Formosa, con casi 8.000 evacuados, continúa siendo la más afectada. La mayoría de los desplazados se dividían entre Formosa capital y Clorinda, producto del desborde del río Paraguay. El sábado hubo dos muertos, un hombre de 35 años de nacionalidad paraguaya que navegaba en bote por una zona anegada y un funcionario de la empresa estatal de aguas que realizaba tareas a causa de las dificultades causadas por la situación, informó Clarín.
En tanto unas 3.000 personas debieron abandonar sus hogares Chaco y Corrientes por la crecida que registró el Paraná, a raíz de las fuertes lluvias registradas en la zona norte de la cuenca. En la ciudad de Corrientes, la crecida superó los siete metros de altura, mientras que en la localidad correntina de Paso de la Patria debieron evacuar de emergencia un barrio debido a que una de las defensas dispuestas para contener el agua del río cedió y se inundaron las viviendas.
La situación se vio agravada con la crecida del Río Uruguay, que dejó varias localidades aisladas y unos 3.200 pobladores evacuados en Misiones. Su gobernador, Maurice Closs, indicó que más de 6.500 personas fueron damnificadas y que la mayoría de ellas debieron dejar sus hogares para ir a refugios o casas de familiares a raíz de las inundaciones.

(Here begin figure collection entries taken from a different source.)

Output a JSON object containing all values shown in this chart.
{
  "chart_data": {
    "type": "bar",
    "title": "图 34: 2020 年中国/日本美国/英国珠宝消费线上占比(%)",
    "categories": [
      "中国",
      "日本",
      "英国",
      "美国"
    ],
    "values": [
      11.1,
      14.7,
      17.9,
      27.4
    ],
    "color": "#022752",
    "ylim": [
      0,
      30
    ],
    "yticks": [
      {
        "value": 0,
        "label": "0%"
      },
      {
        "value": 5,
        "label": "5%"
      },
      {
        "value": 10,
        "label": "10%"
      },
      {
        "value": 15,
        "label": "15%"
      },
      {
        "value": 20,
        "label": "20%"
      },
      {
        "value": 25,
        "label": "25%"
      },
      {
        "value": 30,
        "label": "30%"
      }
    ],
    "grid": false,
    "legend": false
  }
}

Closs aseguró que la provincia se encuentra en una situación de “emergencia” y “desastre”, por lo que solicitó la ayuda del Gobierno Central tanto financiera como en materia de infraestructura.
En otras localidades como 25 De Mayo, Andresito, San Francisco, San Javier, Panambí, Itacaruaré y Apóstoles también hubo evacuados. La angustia persistía este mediodía en otras localidades del Noreste, debido a un alerta emitido porque habrá una segunda crecida de los ríos Iguazú y Paraná, que agravaría la situación en ciudades costeras de las ya afectadas provincias de Corrientes, Chaco Formosa y Santa Fe.